Candace Worley, Vice President et Chief Technical Strategist chez McAfee, a axé sa présentation sur l’automatisation des processus de cybersécurité lors des dernières Assises de la sécurité.

Passer dans une démarche réellement proactive avec le SOAR

L’IA a démontré son utilité dans l’analyse des incidents et dans la détection de certaines formes d’attaques, mais pour l’instant les RSSI en entreprise et les opérateurs de SOC s’intéressent beaucoup aux fonctions d’orchestration des briques de sécurité, certes moins sophistiquées et moins “ tendance ” que l’IA, mais fort utiles lorsqu’il faut industrialiser et automatiser le traitement des alertes. Bon nombre d’éditeurs ont intégré quelques capacités d’orchestration de processus à leurs solutions, mais une nouvelle catégorie de logiciels est apparue, les SOAR pour Security Orchestration Automation and Response.
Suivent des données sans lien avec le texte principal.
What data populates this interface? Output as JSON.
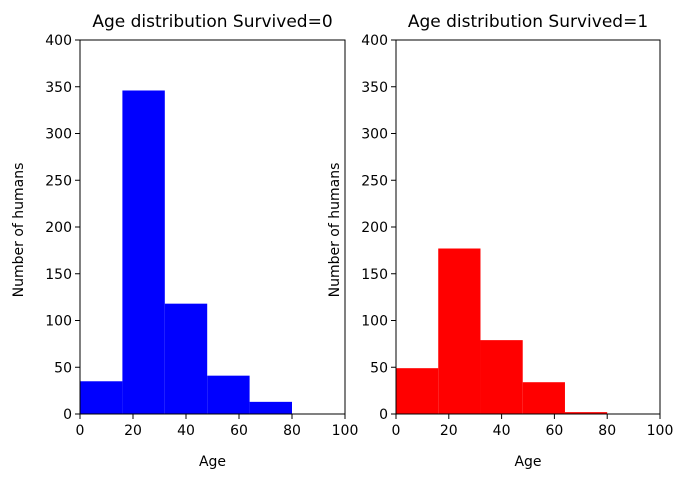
{
  "chart_data": [
    {
      "type": "bar",
      "title": "Age distribution Survived=0",
      "xlabel": "Age",
      "ylabel": "Number of humans",
      "xlim": [
        0,
        100
      ],
      "ylim": [
        0,
        400
      ],
      "xticks": [
        0,
        20,
        40,
        60,
        80,
        100
      ],
      "yticks": [
        0,
        50,
        100,
        150,
        200,
        250,
        300,
        350,
        400
      ],
      "bin_edges": [
        0,
        16,
        32,
        48,
        64,
        80
      ],
      "values": [
        35,
        346,
        118,
        41,
        13
      ],
      "color": "#0000ff",
      "grid": false
    },
    {
      "type": "bar",
      "title": "Age distribution Survived=1",
      "xlabel": "Age",
      "ylabel": "Number of humans",
      "xlim": [
        0,
        100
      ],
      "ylim": [
        0,
        400
      ],
      "xticks": [
        0,
        20,
        40,
        60,
        80,
        100
      ],
      "yticks": [
        0,
        50,
        100,
        150,
        200,
        250,
        300,
        350,
        400
      ],
      "bin_edges": [
        0,
        16,
        32,
        48,
        64,
        80
      ],
      "values": [
        49,
        177,
        79,
        34,
        2
      ],
      "color": "#ff0000",
      "grid": false
    }
  ]
}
Partant du principe que détecter une attaque le plus vite possible c’est bien, mais réagir en temps réel, c’est encore mieux, ces solutions permettent de créer des processus avec l’incident de sécurité comme point de départ du processus et après une suite d’actions pour contrer l’attaque. Le processus peut envoyer une alerte SMS ou un courriel, peut réaliser un appel d’API, créer un ticket d’incident, mettre en quarantaine un poste client, un serveur, tuer un processus, mettre à jour les règles de filtrage des firewalls, etc. Il est bien évidemment possible d’intégrer une étape de validation humaine dans le processus, notamment avant d’arrêter les serveurs de production ou couper l’accès internet de l’entreprise… À l’image du BPM et des RPA dans les applications métier, l’approche orchestration de processus permet d’accélérer le traitement des événements et assurer une même réponse à incident quelle que soit l’heure du jour et de la nuit, et réagir de manière instantanée à un événement important, le cas échéant.
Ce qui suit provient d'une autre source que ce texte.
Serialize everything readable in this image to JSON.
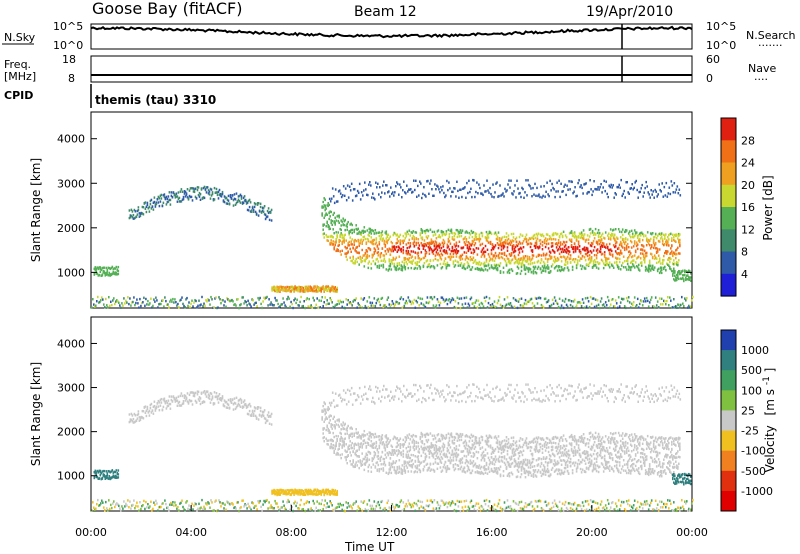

Le cabinet ResearchAndMarkets estime que le marché du SOAR représente cette année 868 millions $ et atteindra 1,791 milliard d’ici à 2024, soit une croissance annuelle confortable de 15,6 %. Outre leur moteur d’orchestration, les solutions SOAR se distinguent par leurs capacités d’intégration et d’agrégation de données issues de sources diverses, y compris des sources externes pour mieux qualifier les menaces. Le logiciel doit bien évidemment avoir des capacités d’automatisation et disposer d’un maximum de connecteurs vers les briques de sécurité tierces pour collecter les données mais aussi envoyer ses ordres aux firewalls, briques d’authentification, entre autres.

Parmi les acteurs clés de ce marché figurent Cisco, Demisto, acquis par Palo Alto Networks en mars 2019, FireEye, IBM, Splunk, Rapid7, Siemplify. Raphaël Bousquet, vice-président EMEA South de Palo Alto Networks, explique le succès de ce type de solutions : « Demisto permet de franchir une étape radicale dans l’automatisation de l’activité des SOC. Ainsi Orange Cyberdefense a présenté sur les Assises de la sécurité son retour d’expérience sur l’offre Demisto qu’il déploie chez ses clients et comme une offre de service à des clients de tailles intermédiaires. Une société du CAC 40 a les moyens d’avoir ses propres analystes de sécurité, ceux plus petits doivent se tourner vers des services managés. Sur ce type de projet, 90 % de services et 10 % de technologie ; il est indispensable pour les opérateurs d’automatiser le maximum de tâches, d’où l’intérêt pour ce type de solutions. » Le SOAR permet aux fournisseurs de services de SOC managés et aux entreprises qui souhaitent gérer ellesmêmes leur sécurité d’industrialiser et automatiser en partie le traitement des incidents de sécurité. Si l’automatisation et l’IA sont loin de prendre le pouvoir, les DSI et Ciso peuvent en attendre des gains d’efficacité et de productivité indispensables alors que le manque de ressources humaines est toujours aussi criant et les menaces bien réelles.